The Canadian dollar has steadied on Tuesday, after starting the week with sharp losses. In the European session, USD/CAD is trading at 1.3444, down 0.37%.
Canada’s GDP expected to slow
Canada will release third-quarter GDP later today, with a consensus of a 1.5% gain. This follows a strong Q2 gain of 3.3%. The economy has been losing steam as interest rates continue to rise, and there are forecasts for negative growth as early as Q1 of 2023. Last week’s retail sales report did not impress. Retail sales for September came in at -0.5% MoM as expected, but lower than the August gain of 0.4%. More worrying, retail sales fell by 1.0% QoQ, the first quarterly decline since Q2 2020. The Canadian dollar should be busy on Friday, as both Canada and the US release the November employment report.
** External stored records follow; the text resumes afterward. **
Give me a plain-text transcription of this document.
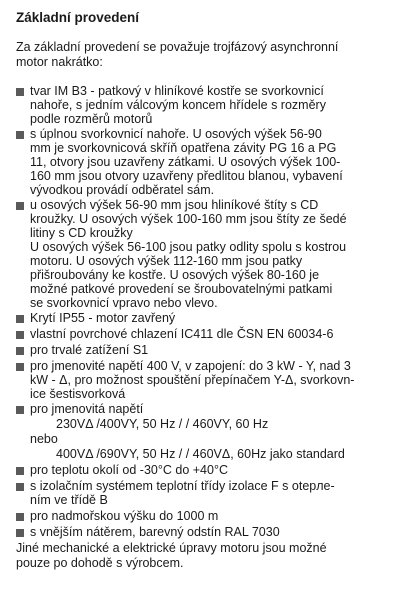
Základní provedení
Za základní provedení se považuje trojfázový asynchronní
motor nakrátko:
tvar IM B3 - patkový v hliníkové kostře se svorkovnicí
nahoře, s jedním válcovým koncem hřídele s rozměry
podle rozměrů motorů
s úplnou svorkovnicí nahoře. U osových výšek 56-90
mm je svorkovnicová skříň opatřena závity PG 16 a PG
11, otvory jsou uzavřeny zátkami. U osových výšek 100-
160 mm jsou otvory uzavřeny předlitou blanou, vybavení
vývodkou provádí odběratel sám.
u osových výšek 56-90 mm jsou hliníkové štíty s CD
kroužky. U osových výšek 100-160 mm jsou štíty ze šedé
litiny s CD kroužky
U osových výšek 56-100 jsou patky odlity spolu s kostrou
motoru. U osových výšek 112-160 mm jsou patky
přišroubovány ke kostře. U osových výšek 80-160 je
možné patkové provedení se šroubovatelnými patkami
se svorkovnicí vpravo nebo vlevo.
Krytí IP55 - motor zavřený
vlastní povrchové chlazení IC411 dle ČSN EN 60034-6
pro trvalé zatížení S1
pro jmenovité napětí 400 V, v zapojení: do 3 kW - Y, nad 3
kW - Δ, pro možnost spouštění přepínačem Y-Δ, svorkovn-
ice šestisvorková
pro jmenovitá napětí
230VΔ /400VY, 50 Hz / / 460VY, 60 Hz
nebo
400VΔ /690VY, 50 Hz / / 460VΔ, 60Hz jako standard
pro teplotu okolí od -30°C do +40°C
s izolačním systémem teplotní třídy izolace F s otepле-
ním ve třídě B
pro nadmořskou výšku do 1000 m
s vnějším nátěrem, barevný odstín RAL 7030
Jiné mechanické a elektrické úpravy motoru jsou možné
pouze po dohodě s výrobcem.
The Fed doesn’t hold a policy meeting until December 14th but Fed members continued to hit the airwaves on Monday. James Bullard said on Monday the markets could be underestimating the likelihood of higher rates and that the Fed funds rate will have to reach the bottom end of the 5%-7% range in order to curb inflation, which has been more persistent than anticipated. John Williams added that the Fed needed to do more work to tame inflation, which is “far too high”. Lael Brainard, a dove, expressed concern about inflation expectations rising above the Fed’s 2% target. The Fedspeak blitz could continue right up the meeting, as the Fed needs the markets to buy into its message that inflation has not peaked and the Fed remains hawkish and plans to keep raising rates.